Although the HIPAA legislation was enacted in 1996, the HIPAA privacy rule did not become actionable law until 2003. The data shielding and compliance requirements that the HIPAA privacy rule requires are significant, and affect a great number of entities. Many companies, hospitals, and doctor’s offices needed time to update their medical records systems and IT security plans to comply with the rule’s many stipulations.
In many respects, the HIPAA privacy rule was born out of a desire to encourage the use of electronic health programs. Digital health records, pharmacy files, and medical charts can make treatments much more efficient in many circumstances.

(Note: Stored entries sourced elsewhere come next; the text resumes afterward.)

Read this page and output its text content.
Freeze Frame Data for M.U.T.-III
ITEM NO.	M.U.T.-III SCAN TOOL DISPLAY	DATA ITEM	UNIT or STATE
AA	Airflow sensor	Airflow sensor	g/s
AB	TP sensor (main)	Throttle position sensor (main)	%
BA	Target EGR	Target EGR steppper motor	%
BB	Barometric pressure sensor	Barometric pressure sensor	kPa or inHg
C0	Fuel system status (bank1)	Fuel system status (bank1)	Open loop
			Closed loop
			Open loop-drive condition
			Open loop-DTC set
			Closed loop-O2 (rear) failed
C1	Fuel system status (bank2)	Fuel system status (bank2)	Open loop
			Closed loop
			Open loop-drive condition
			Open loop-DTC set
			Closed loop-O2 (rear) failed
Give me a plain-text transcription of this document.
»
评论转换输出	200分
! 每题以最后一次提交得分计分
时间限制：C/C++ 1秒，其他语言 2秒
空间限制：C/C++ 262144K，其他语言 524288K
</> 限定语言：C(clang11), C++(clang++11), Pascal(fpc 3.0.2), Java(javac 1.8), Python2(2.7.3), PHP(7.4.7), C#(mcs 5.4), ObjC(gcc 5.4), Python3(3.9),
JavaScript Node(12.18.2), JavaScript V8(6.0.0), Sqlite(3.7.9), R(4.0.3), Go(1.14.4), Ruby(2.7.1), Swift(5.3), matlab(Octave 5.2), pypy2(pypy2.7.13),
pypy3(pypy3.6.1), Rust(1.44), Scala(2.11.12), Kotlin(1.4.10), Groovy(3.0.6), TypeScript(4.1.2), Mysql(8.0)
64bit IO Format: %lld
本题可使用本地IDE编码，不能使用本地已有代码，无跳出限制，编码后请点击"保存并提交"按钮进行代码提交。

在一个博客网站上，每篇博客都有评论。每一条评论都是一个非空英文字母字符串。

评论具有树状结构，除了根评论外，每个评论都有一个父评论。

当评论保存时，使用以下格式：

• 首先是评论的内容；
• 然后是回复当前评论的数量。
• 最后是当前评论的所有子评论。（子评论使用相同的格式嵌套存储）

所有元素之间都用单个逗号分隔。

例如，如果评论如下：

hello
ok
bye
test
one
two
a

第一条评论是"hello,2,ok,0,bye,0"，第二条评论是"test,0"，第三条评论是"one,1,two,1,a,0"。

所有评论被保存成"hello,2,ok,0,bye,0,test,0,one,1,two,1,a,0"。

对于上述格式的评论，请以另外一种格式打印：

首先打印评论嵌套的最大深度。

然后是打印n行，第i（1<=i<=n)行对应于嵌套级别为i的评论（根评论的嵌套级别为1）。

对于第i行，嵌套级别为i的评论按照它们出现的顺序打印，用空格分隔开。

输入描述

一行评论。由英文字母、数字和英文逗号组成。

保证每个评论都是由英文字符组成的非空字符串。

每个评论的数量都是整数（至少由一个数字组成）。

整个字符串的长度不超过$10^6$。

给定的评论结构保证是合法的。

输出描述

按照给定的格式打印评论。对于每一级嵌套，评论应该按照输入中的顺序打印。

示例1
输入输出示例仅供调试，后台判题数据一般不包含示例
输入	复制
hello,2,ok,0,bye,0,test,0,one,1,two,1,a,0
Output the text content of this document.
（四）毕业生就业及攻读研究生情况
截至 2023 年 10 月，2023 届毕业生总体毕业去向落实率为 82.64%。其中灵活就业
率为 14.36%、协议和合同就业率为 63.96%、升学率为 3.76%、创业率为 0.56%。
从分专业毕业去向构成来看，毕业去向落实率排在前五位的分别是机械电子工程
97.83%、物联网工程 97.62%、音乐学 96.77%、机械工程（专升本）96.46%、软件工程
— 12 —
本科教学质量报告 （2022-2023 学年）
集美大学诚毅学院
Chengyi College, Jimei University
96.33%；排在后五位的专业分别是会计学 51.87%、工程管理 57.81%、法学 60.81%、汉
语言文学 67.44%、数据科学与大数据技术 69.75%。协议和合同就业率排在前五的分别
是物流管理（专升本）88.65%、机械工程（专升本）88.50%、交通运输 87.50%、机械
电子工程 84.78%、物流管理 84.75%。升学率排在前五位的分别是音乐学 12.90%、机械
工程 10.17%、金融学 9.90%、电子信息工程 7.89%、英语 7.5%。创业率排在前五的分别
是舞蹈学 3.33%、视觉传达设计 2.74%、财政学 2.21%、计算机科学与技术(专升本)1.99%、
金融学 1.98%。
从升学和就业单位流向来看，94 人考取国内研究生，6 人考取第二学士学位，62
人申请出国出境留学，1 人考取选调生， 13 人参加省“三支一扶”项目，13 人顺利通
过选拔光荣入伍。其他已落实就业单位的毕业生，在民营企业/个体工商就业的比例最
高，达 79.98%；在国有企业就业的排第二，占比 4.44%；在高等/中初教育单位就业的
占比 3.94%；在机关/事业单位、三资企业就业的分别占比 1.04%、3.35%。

Electronic programs can collate information in such a way that dangers like potential drug side effects can be noticed, and all of a patient’s relevant history can be readily viewed by doctors rending treatment, no matter where the doctors are located. Files stored in electronic format carry a far greater risk of misuse than do hard copy files, however. Digital files can be easily manipulated or accidentally shared, making the risk of privacy invasion — and sometimes even data and identity theft — a very real possibility.
United States law grants individuals a legal right to privacy in individual health information. This right extends to diagnoses and treatments as much as it does to medical history and family statistics. One of the aims of the HIPAA privacy rule is to integrate those privacy rights into the growing field of e-health, to ensure that privacy is maintained no matter how sophisticated the technology becomes. The rule sets out certain obligations for health care providers and other entities who access medical information, and elucidates a spectrum of rights for patients and individuals.
The Office for Civil Rights of United States Department of Health and Human Services (HHS) enforces the HIPAA privacy rule. That HHS office is responsible for both responding to individual complaints, and for conducting independent investigations. Because HIPAA is a federal law, perceived violations are typically referred to lawyers at the U.S. Department of Justice for further investigation and prosecution.